Since Google just clarified this policy in mid-2023, the December deadline is the first time it will be enforced. The purge will happen in stages, and first on the list are accounts that were opened but never used. Before deleting the profile, Google will send multiple warnings to the account in question, as well as the recovery email (if one was provided).
So, we can expect a substantial purge of ancient Gmail handles in the coming months, but going forward it will just be those that hit the two-year cutoff. To keep your old account from being pruned, you just have to use it. That can be as simple as logging in, but sending emails, watching YouTube videos, sharing photos, and downloading apps with the account will also mark it as "active."
There are some exceptions that will shield an account from deletion, even if it hasn't been touched in years. For instance, accounts that have purchased an app, video, book, or other content from Google Play will remain available. Likewise, accounts with an active gift card balance will stick around.
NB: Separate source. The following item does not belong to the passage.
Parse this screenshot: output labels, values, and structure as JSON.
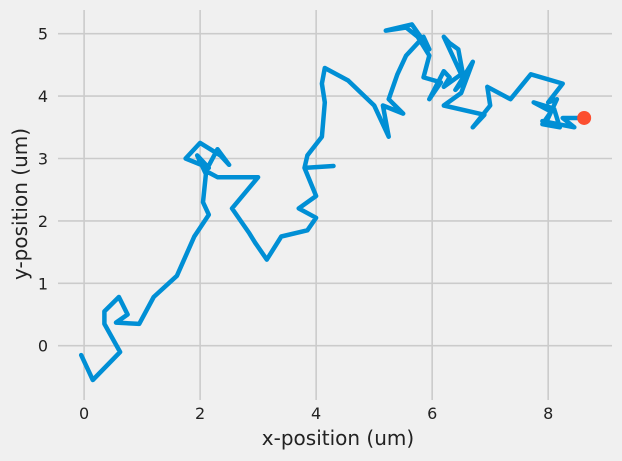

Ongoing subscriptions like Google Drive or YouTube Premium also count as activity.
Google naturally has a business reason to delete these accounts, which will free up usernames and storage space on the company's servers—removing the Gmail address also means deleting the data associated with it, which can include photos, videos, passwords, and Drive storage. However, there's also a security rationale. According to Google, these unused accounts usually rely on reused, weak passwords. In addition, abandoned accounts are ten times less likely to have two-factor authentication enabled. Many of them have probably already been compromised by data leaks.
You probably don't keep track of the last time you've logged into all your various online profiles. So, it's a good idea to check in with any old Google accounts you may not use often, assuming you want to keep them. And if you don't want to worry about it again, buy a cheap app to exempt the account from future purges. And while you're at it, make a backup of your account with the Google Takeout tool.